Now, don't get me wrong. I cook dinner most nights, no matter what time I get home from work. And I'm damn good at it. No, scratch that. I'm really good at it: I inherited my culinary mojo from a long line of incredible Italian cooks (ask me about my aunts' gnocchi or cannoli sometime, or my mother's ability to throw together anything fantastic without a recipe). Plus, I like to eat good food. But that's my choice. Proscribed gender roles have nothing to do with it.
The issue here, as the presidential election heads down the home stretch, has to do with perception as well as policy. And I suspect that the nuances of the latter are often driven by the former. And in this case, the perception in question is gender roles in the home as well as the workplace.
Cue the aprons.
The most recent time-use survey from the Bureau of Labor Statistics found that women still own the second shift. Most telling stats?

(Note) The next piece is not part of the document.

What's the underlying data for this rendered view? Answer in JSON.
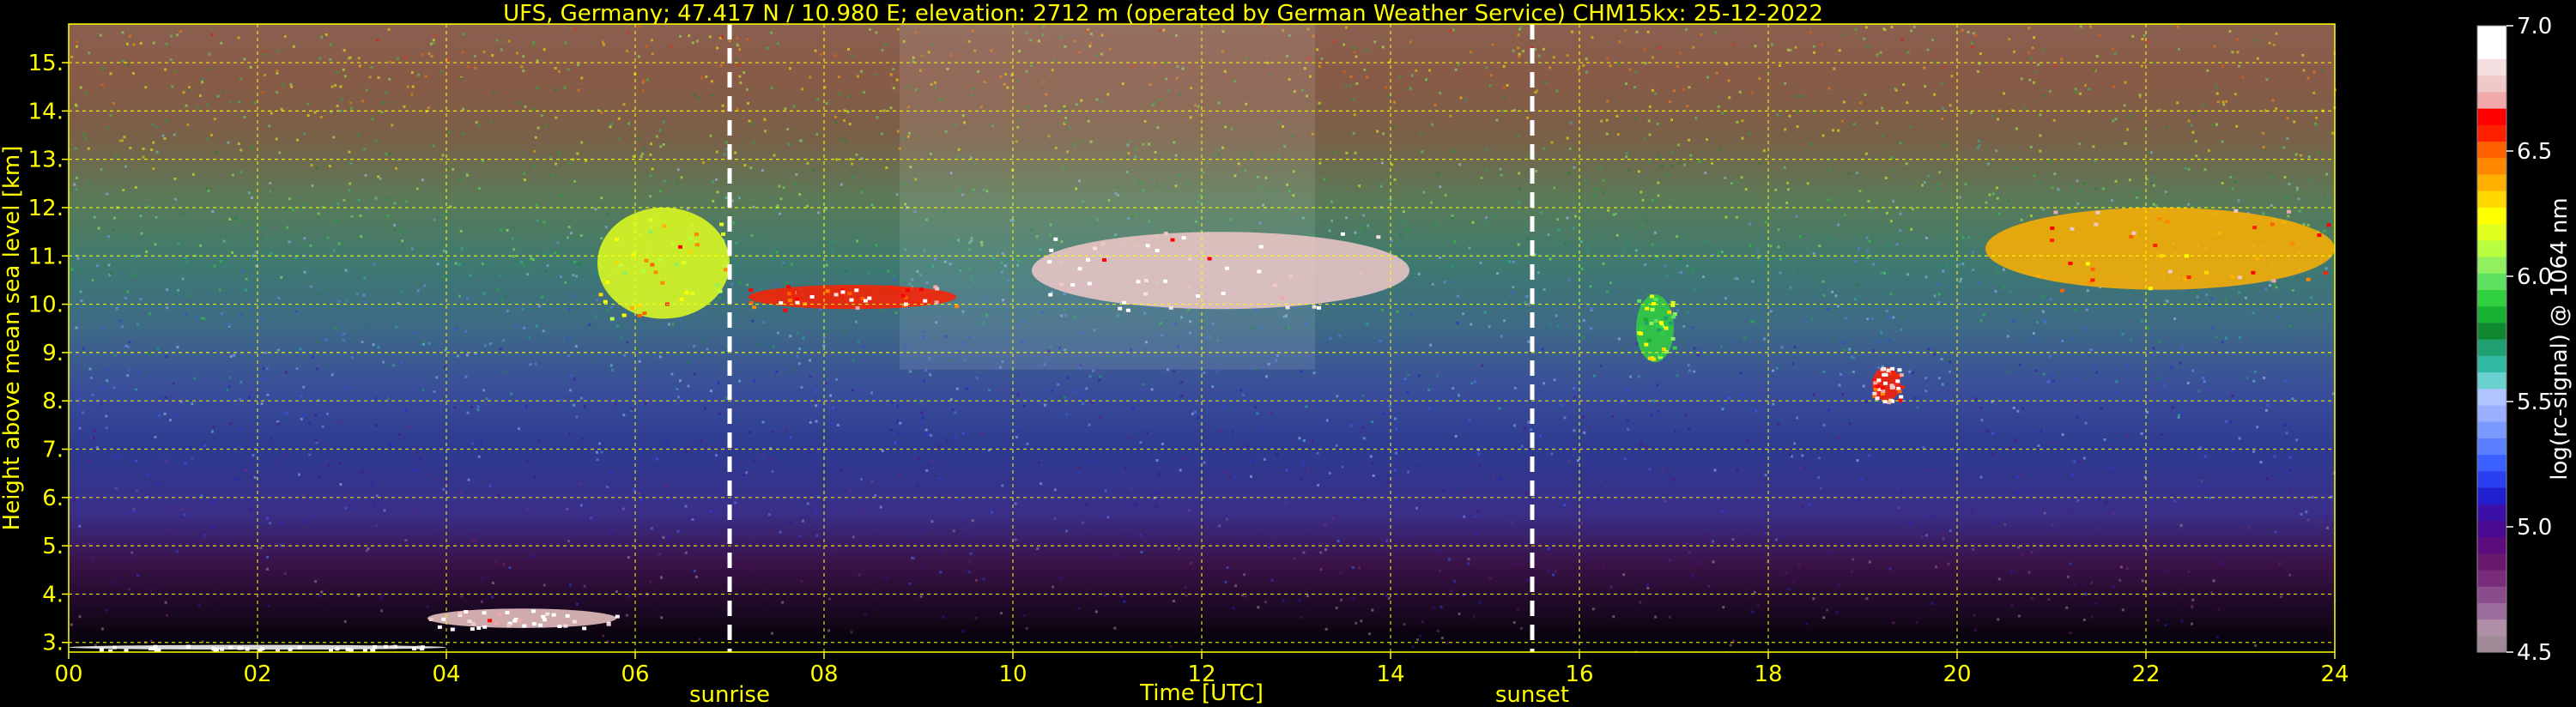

On an average day, 19 percent of men did housework -- such as cleaning or doing laundry -- compared with 48 percent of women. Forty percent of men did food preparation or cleanup, compared with 66 percent of women.
All of which, presumably, is on top of a 52 hour work week.
Now, can a president do anything to change all that? Probably not. But given that I have been given a lot of power in this election, my vote goes to the guy who doesn't assume my place is in an apron.
Speaking of which, my husband is wearing one right now. I've got one eye on the Giants game as I write this. He's firing up the barbeque and throwing together a salad.